In terms of natural options, most of the literature seems to point to Peppermint oil as being the most studied and most likely to have some positive effect on IBS.

So hopefully, that information will answer your question, but I’m going to use your question to spring board into the larger issue of “I don’t like to take medications” that I hear a lot; both online and in person at the clinic.

I periodically get accused of being in Big Pharma’s pocket, since I insist that patients take their meds.  Let me set the record straight, right here, right now:

Remember that medicine is an art and not a science. There’s a lot we don’t know about illnesses and the best remedies for them. But the meds we have now are the best we’ve got. And some of them are “proactive” drugs, taken to prevent really bad health effects down the line, like heart medications ACE inhibitors and statins, which are part of the standards of care for folks with diabetes.

I don’t make these things up. I’m not paid to promote them. Well, actually, that may not quite be true. At the clinic where I work, part of my responsibilities are to ensure that our patients are receiving the standards of care so that we can show the feds we are treating our patients in line with the current scientific thought. And for those of you who think that’s bunk, I ask you if you’d like to go back to the pre-DCCT days of treatment?

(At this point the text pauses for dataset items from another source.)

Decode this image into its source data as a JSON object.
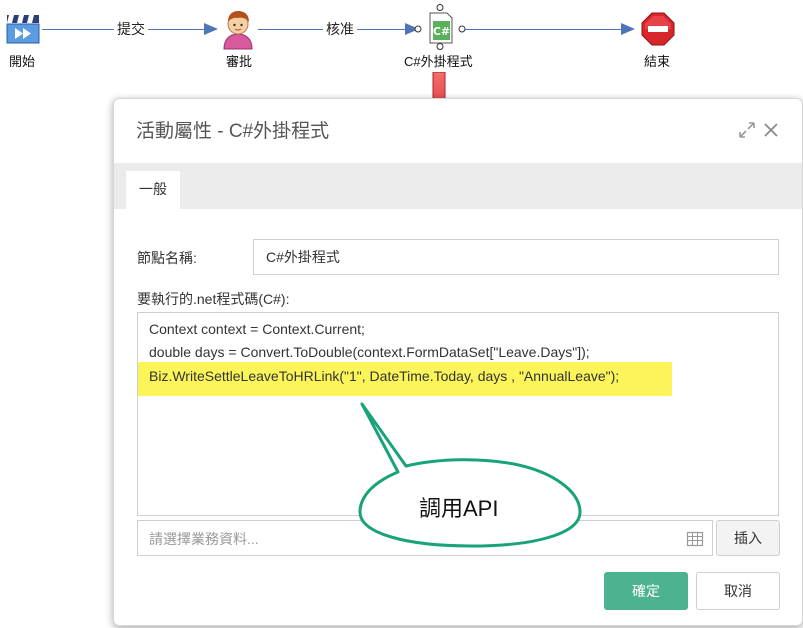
{
  "workflow": {
    "nodes": [
      {
        "label": "開始",
        "icon": "start-clapper-icon"
      },
      {
        "label": "審批",
        "icon": "user-approver-icon"
      },
      {
        "label": "C#外掛程式",
        "icon": "csharp-plugin-icon"
      },
      {
        "label": "結束",
        "icon": "stop-end-icon"
      }
    ],
    "edges": [
      {
        "label": "提交"
      },
      {
        "label": "核准"
      },
      {
        "label": ""
      }
    ],
    "line_color": "#4f74b8"
  },
  "dialog": {
    "title": "活動屬性 - C#外掛程式",
    "header_icons": [
      "expand-icon",
      "close-icon"
    ],
    "tabs": [
      {
        "label": "一般",
        "active": true
      }
    ],
    "node_name": {
      "label": "節點名稱:",
      "value": "C#外掛程式"
    },
    "code": {
      "label": "要執行的.net程式碼(C#):",
      "lines": [
        "Context context = Context.Current;",
        "double days = Convert.ToDouble(context.FormDataSet[\"Leave.Days\"]);",
        "Biz.WriteSettleLeaveToHRLink(\"1\", DateTime.Today, days , \"AnnualLeave\");"
      ],
      "highlight_color": "#fbf55a"
    },
    "business_data": {
      "placeholder": "請選擇業務資料...",
      "icon": "table-grid-icon",
      "insert_label": "插入"
    },
    "buttons": {
      "ok_label": "確定",
      "cancel_label": "取消",
      "ok_color": "#4db290"
    }
  },
  "annotation": {
    "callout_text": "調用API",
    "callout_color": "#1aa37a",
    "arrow_color": "#e8353a"
  }
}
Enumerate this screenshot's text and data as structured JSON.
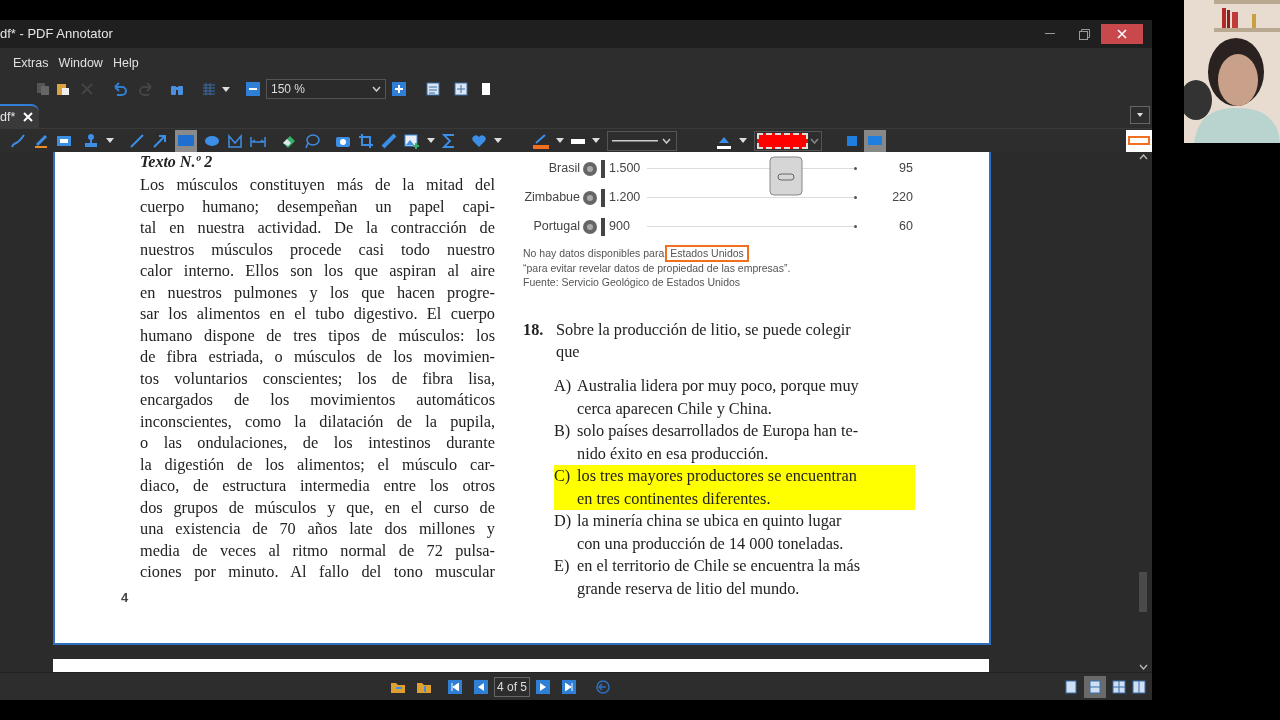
{
  "window": {
    "title": "df* - PDF Annotator"
  },
  "menu": [
    "Extras",
    "Window",
    "Help"
  ],
  "zoom": {
    "value": "150 %"
  },
  "tabs": [
    {
      "label": "df*",
      "selected": true
    }
  ],
  "chart": {
    "rows": [
      {
        "country": "Brasil",
        "production": "1.500",
        "reserve": "95"
      },
      {
        "country": "Zimbabue",
        "production": "1.200",
        "reserve": "220"
      },
      {
        "country": "Portugal",
        "production": "900",
        "reserve": "60"
      }
    ],
    "note_lead": "No hay datos disponibles para",
    "note_marked": "Estados Unidos",
    "note_quote": "“para evitar revelar datos de propiedad de las empresas”.",
    "source": "Fuente: Servicio Geológico de Estados Unidos"
  },
  "text": {
    "title": "Texto N.º 2",
    "lines": [
      "Los músculos constituyen más de la mitad del",
      "cuerpo humano; desempeñan un papel capi-",
      "tal en nuestra actividad. De la contracción de",
      "nuestros músculos procede casi todo nuestro",
      "calor interno. Ellos son los que aspiran al aire",
      "en nuestros pulmones y los que hacen progre-",
      "sar los alimentos en el tubo digestivo. El cuerpo",
      "humano dispone de tres tipos de músculos: los",
      "de fibra estriada, o músculos de los movimien-",
      "tos voluntarios conscientes; los de fibra lisa,",
      "encargados de los movimientos automáticos",
      "inconscientes, como la dilatación de la pupila,",
      "o las ondulaciones, de los intestinos durante",
      "la digestión de los alimentos; el músculo car-",
      "diaco, de estructura intermedia entre los otros",
      "dos grupos de músculos y que, en el curso de",
      "una existencia de 70 años late dos millones y",
      "media de veces al ritmo normal de 72 pulsa-",
      "ciones por minuto. Al fallo del tono muscular"
    ]
  },
  "page_number": "4",
  "question": {
    "number": "18.",
    "lines": [
      "Sobre la producción de litio, se puede colegir",
      "que"
    ],
    "options": [
      {
        "letter": "A)",
        "lines": [
          "Australia lidera por muy poco, porque muy",
          "cerca aparecen Chile y China."
        ],
        "highlighted": false
      },
      {
        "letter": "B)",
        "lines": [
          "solo países desarrollados de Europa han te-",
          "nido éxito en esa producción."
        ],
        "highlighted": false
      },
      {
        "letter": "C)",
        "lines": [
          "los tres mayores productores se encuentran",
          "en tres continentes diferentes."
        ],
        "highlighted": true
      },
      {
        "letter": "D)",
        "lines": [
          "la minería china se ubica en quinto lugar",
          "con una producción de 14 000 toneladas."
        ],
        "highlighted": false
      },
      {
        "letter": "E)",
        "lines": [
          "en el territorio de Chile se encuentra la más",
          "grande reserva de litio del mundo."
        ],
        "highlighted": false
      }
    ]
  },
  "status_bar": {
    "page": "4 of 5"
  }
}
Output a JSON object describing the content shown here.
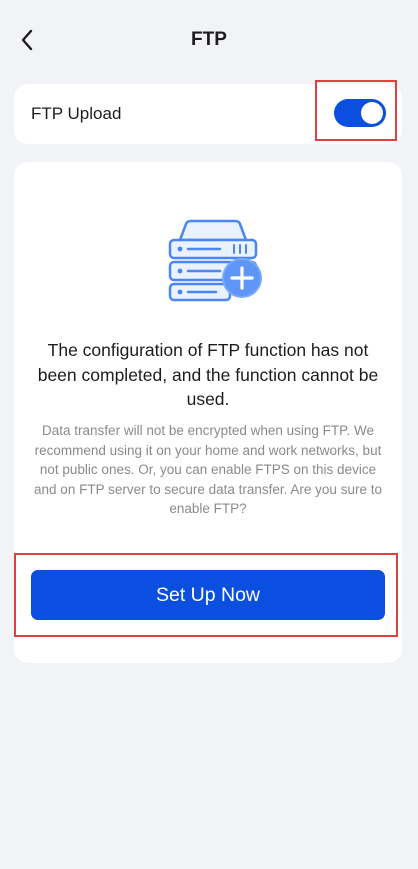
{
  "header": {
    "title": "FTP",
    "back_icon": "chevron-left-icon"
  },
  "ftp_upload": {
    "label": "FTP Upload",
    "enabled": true,
    "toggle_color": "#0a4fe0"
  },
  "info": {
    "illustration_icon": "server-add-icon",
    "heading": "The configuration of FTP function has not been completed, and the function cannot be used.",
    "description": "Data transfer will not be encrypted when using FTP. We recommend using it on your home and work networks, but not public ones. Or, you can enable FTPS on this device and on FTP server to secure data transfer. Are you sure to enable FTP?",
    "button_label": "Set Up Now",
    "button_color": "#0a4fe0"
  },
  "highlight_color": "#e0403d"
}
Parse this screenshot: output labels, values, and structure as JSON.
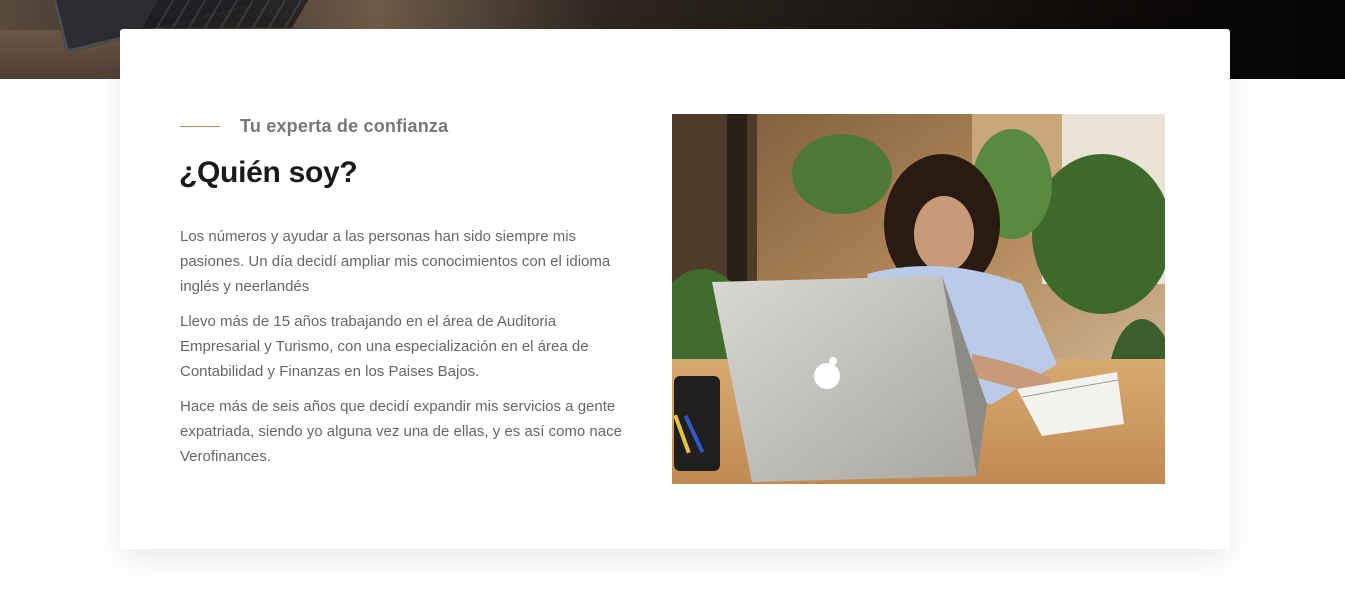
{
  "section": {
    "eyebrow": "Tu experta de confianza",
    "title": "¿Quién soy?",
    "paragraphs": [
      "Los números y ayudar a las personas han sido siempre mis pasiones. Un día decidí ampliar mis conocimientos con el idioma inglés y neerlandés",
      "Llevo más de 15 años trabajando en el área de Auditoria Empresarial y Turismo, con una especialización en el área de Contabilidad y Finanzas en los Paises Bajos.",
      "Hace más de seis años que decidí expandir mis servicios a gente expatriada, siendo yo alguna vez una de ellas, y es así como nace Verofinances."
    ]
  },
  "colors": {
    "accent": "#c38a52",
    "heading": "#1a1a1a",
    "body_text": "#666666",
    "eyebrow_text": "#777777"
  },
  "images": {
    "hero": "hero-laptop-photo",
    "portrait": "woman-working-at-laptop-photo"
  }
}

Some people simply refuse to take medications “on principle.” If you’ve educated yourself and made a carefully reasoned decision, I’m fine with that. Or if you’ve had a bad reaction to a specific med, I’m fine with that. But blind prejudice against the best evidence science has to offer to date? That doesn’t make much sense…

I think that’s cutting off your nose to spite your face.

This is not a medical advice column. We are PWDs freely and openly sharing the wisdom of our collected experiences — our been-there-done-that knowledge from the trenches. But we are not MDs, RNs, NPs, PAs, CDEs, or partridges in pear trees. Bottom line: we are only a small part of your total prescription. You still need the professional advice, treatment, and care of a licensed medical professional.